08. Interpretability Overview
Interpretability provides visibility into how AI models produce outputs. For operators, this understanding enables better safety assessments, targeted improvements, and trust calibration.
Why Interpretability Matters for Safety
Safety evaluations require understanding model behavior, not just observing inputs and outputs. A model that refuses harmful requests might do so for the right reasons or for spurious correlations. Without interpretability, operators cannot distinguish these cases.
Consider a safety-critical decision:
# Model suggests refusing a request
# Is it refusing because:
# 1. It correctly identified harmful content? (Good)
# 2. It detected a specific trigger word unrelated to actual harm? (Fragile)
# 3. It learned that requests containing one word correlate with human review? (Manipulable)
# Interpretability reveals which mechanism is active
Interpretability also enables targeted improvements. Instead of guessing why a model misbehaves, operators can examine specific circuits and modify them directly.
Levels of Interpretability
Interpretability exists at multiple granularities:
Token-level analysis examines how models process and generate individual tokens. Which input tokens most influence each output token? How do attention patterns flow through the network?
Layer-level analysis studies representations learned by different network layers. Early layers capture syntax; later layers capture semantics. Understanding this progression reveals where safety-relevant information is processed.
Circuit-level analysis identifies specific subgraphs that implement particular behaviors.
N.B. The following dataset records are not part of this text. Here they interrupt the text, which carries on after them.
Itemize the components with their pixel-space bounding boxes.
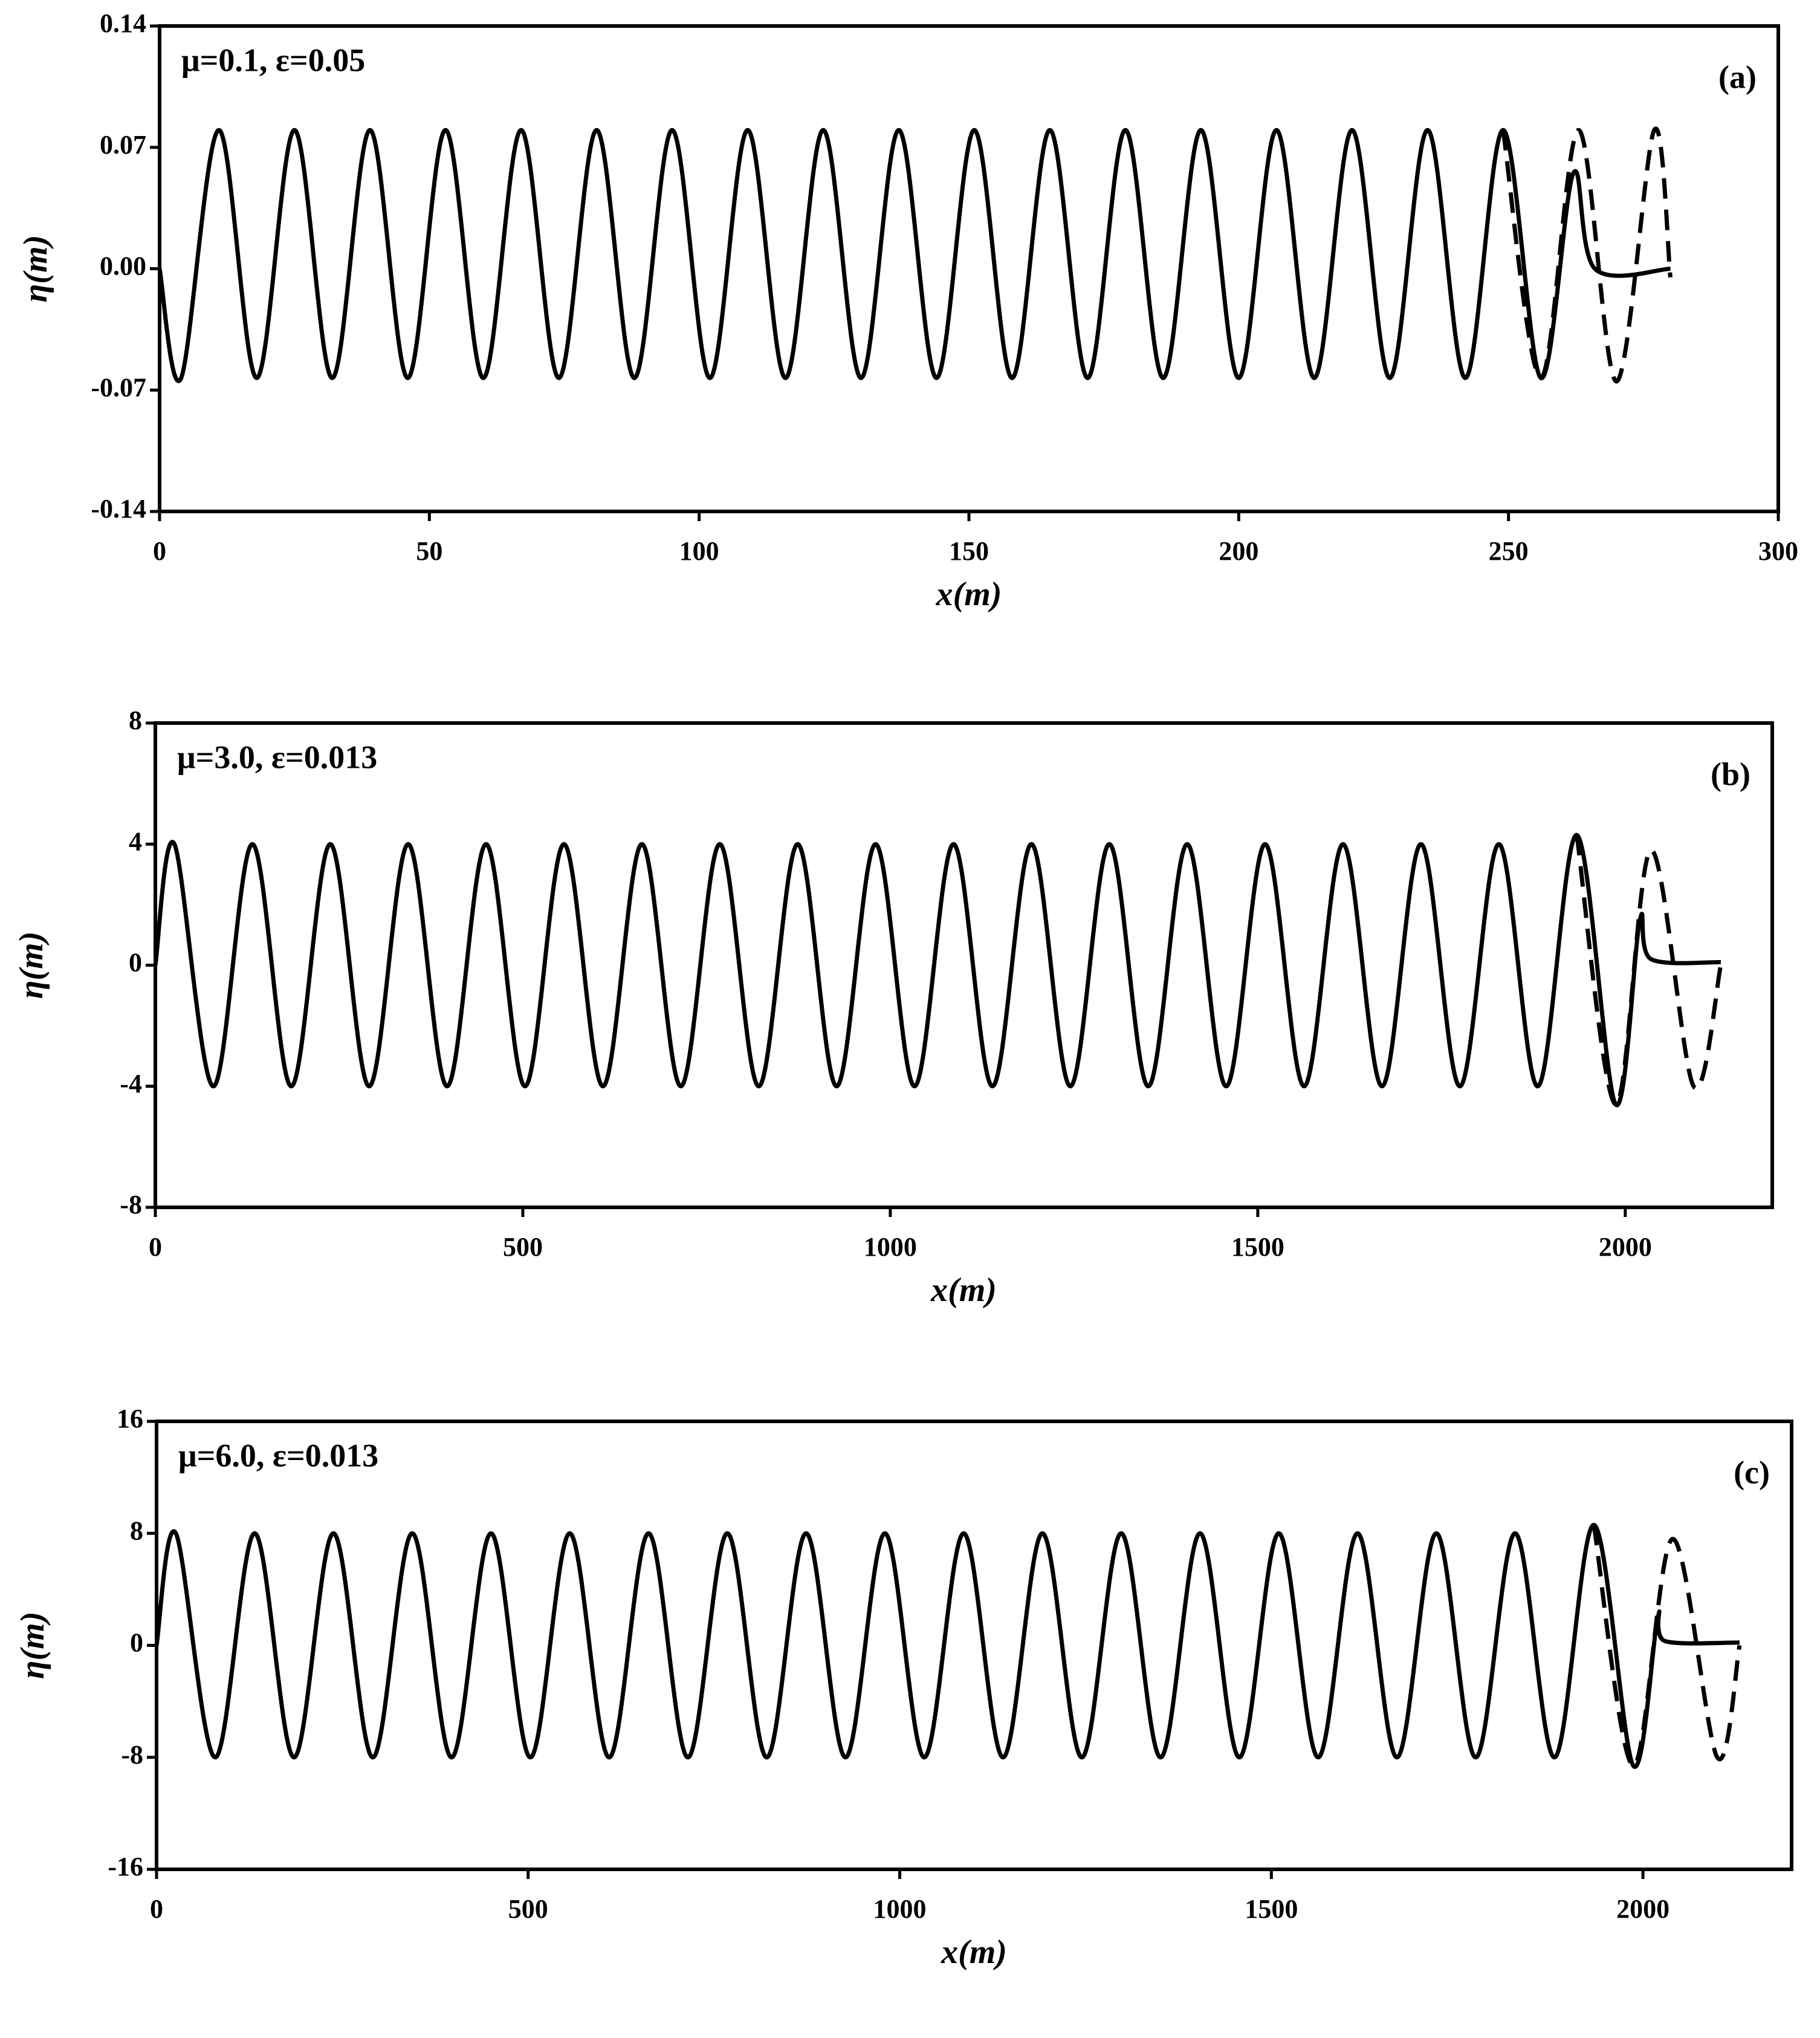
y-tick-label: 8 — [129, 706, 142, 735]
y-tick-label: -8 — [120, 1190, 142, 1219]
x-tick-label: 300 — [1758, 536, 1798, 566]
x-tick-label: 1500 — [1231, 1232, 1284, 1262]
annotation: μ=0.1, ε=0.05 — [181, 42, 365, 78]
x-tick-label: 1500 — [1245, 1894, 1298, 1924]
y-axis-label: η(m) — [13, 932, 50, 999]
plot-frame — [155, 1420, 1793, 1871]
y-tick-label: 0 — [130, 1628, 143, 1658]
y-tick-label: -0.14 — [91, 494, 146, 524]
x-tick-label: 0 — [153, 536, 166, 566]
x-tick-label: 500 — [503, 1232, 543, 1262]
x-tick-label: 200 — [1219, 536, 1258, 566]
x-tick-label: 2000 — [1616, 1894, 1669, 1924]
y-tick-label: -4 — [120, 1069, 142, 1099]
data-line — [1575, 834, 1723, 1107]
y-tick-label: -8 — [121, 1740, 143, 1770]
x-tick-label: 100 — [679, 536, 719, 566]
panel-label: (c) — [1734, 1454, 1770, 1490]
x-tick-label: 0 — [150, 1894, 163, 1924]
x-tick-label: 150 — [949, 536, 989, 566]
y-tick-label: 0 — [129, 948, 142, 978]
y-axis-label: η(m) — [14, 1612, 51, 1679]
data-line — [154, 1522, 1740, 1770]
y-tick-label: 0.07 — [100, 130, 146, 160]
y-tick-label: 0.00 — [100, 252, 146, 281]
annotation: μ=6.0, ε=0.013 — [178, 1437, 378, 1473]
data-line — [153, 832, 1721, 1108]
x-tick-label: 500 — [508, 1894, 548, 1924]
data-line — [157, 128, 1671, 383]
x-axis-label: x(m) — [941, 1933, 1007, 1971]
y-axis-label: η(m) — [17, 235, 54, 303]
x-tick-label: 50 — [416, 536, 442, 566]
y-tick-label: 4 — [129, 826, 142, 856]
y-tick-label: -0.07 — [91, 372, 146, 402]
x-tick-label: 0 — [149, 1232, 162, 1262]
data-line — [1592, 1524, 1742, 1768]
panel-label: (b) — [1711, 756, 1750, 792]
y-tick-label: 16 — [117, 1404, 143, 1433]
x-tick-label: 2000 — [1599, 1232, 1652, 1262]
plot-frame — [158, 24, 1780, 513]
x-tick-label: 1000 — [873, 1894, 927, 1924]
panel-label: (a) — [1718, 59, 1757, 95]
x-tick-label: 250 — [1489, 536, 1529, 566]
plot-frame — [154, 721, 1774, 1209]
y-tick-label: -16 — [108, 1852, 143, 1881]
y-tick-label: 8 — [130, 1516, 143, 1545]
annotation: μ=3.0, ε=0.013 — [177, 739, 377, 775]
y-tick-label: 0.14 — [100, 8, 146, 38]
x-axis-label: x(m) — [930, 1271, 997, 1309]
x-axis-label: x(m) — [936, 576, 1002, 613]
data-line — [1501, 126, 1673, 384]
x-tick-label: 1000 — [864, 1232, 917, 1262]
A circuit might detect harmful intent, trigger refusal, or suppress safety responses.
# Token attribution example
def token_attribution(model, input_text, output_start_idx):
"""Attribute output tokens to input tokens"""
# Get model predictions
baseline_logits = model(input_text)
attributions = []
for output_pos in range(output_start_idx, output_start_idx + 5):
# Get output token at this position
output_token = baseline_logits[0, output_pos].argmax()
# Measure importance of each input token
token_importances = []
for input_pos in range(len(input_text.tokens)):
# Run with token removed
masked_input = remove_token(input_text, input_pos)
masked_logits = model(masked_input)
# Difference reveals importance
importance = baseline_logits[0, output_pos, output_token] - \
masked_logits[0, output_pos, output_token]
token_importances.append(float(importance))
attributions.append({
"output_token": model.tokenizer.decode([output_token]),
"input_attributions": token_importances
})
return attributions
Interpretability Methods
Several established techniques provide model insights:
Attention analysis studies attention weights to understand which input tokens influence which output tokens. High attention from output token to a specific input token suggests strong influence:
def analyze_attention(model, input_text):
"""Extract and analyze attention patterns"""
inputs = model.tokenizer(input_text, return_tensors="pt")
with torch.no_grad():
outputs = model(**inputs, output_attentions=True)
# Attention weights: [batch, heads, seq_len_out, seq_len_in]
attentions = outputs.attentions
# Average across layers and heads
avg_attention = torch.mean(
torch.stack(attentions),
dim=[0, 1]
)
# Analyze strongest connections
top_connections = []
seq_len = avg_attention.shape[-1]
for out_pos in range(seq_len):
for in_pos in range(seq_len):
weight = avg_attention[0, out_pos, in_pos].item()
if weight > 0.1: # Threshold for significance
top_connections.append({
"from": in_pos,
"to": out_pos,
"weight": weight
})
return top_connections
Probing classifiers train small classifiers on internal representations to detect specific features. If a classifier can detect harmful intent from layer 15 representations better than layer 5, safety-relevant processing occurs between those layers.
Feature ablation systematically removes features to measure their contribution. Compare model behavior with and without specific neurons, attention heads, or layers.
Implement token attribution for a local model processing a test input. Identify which input tokens have the strongest influence on the output. Analyze whether this attribution matches expected behavior.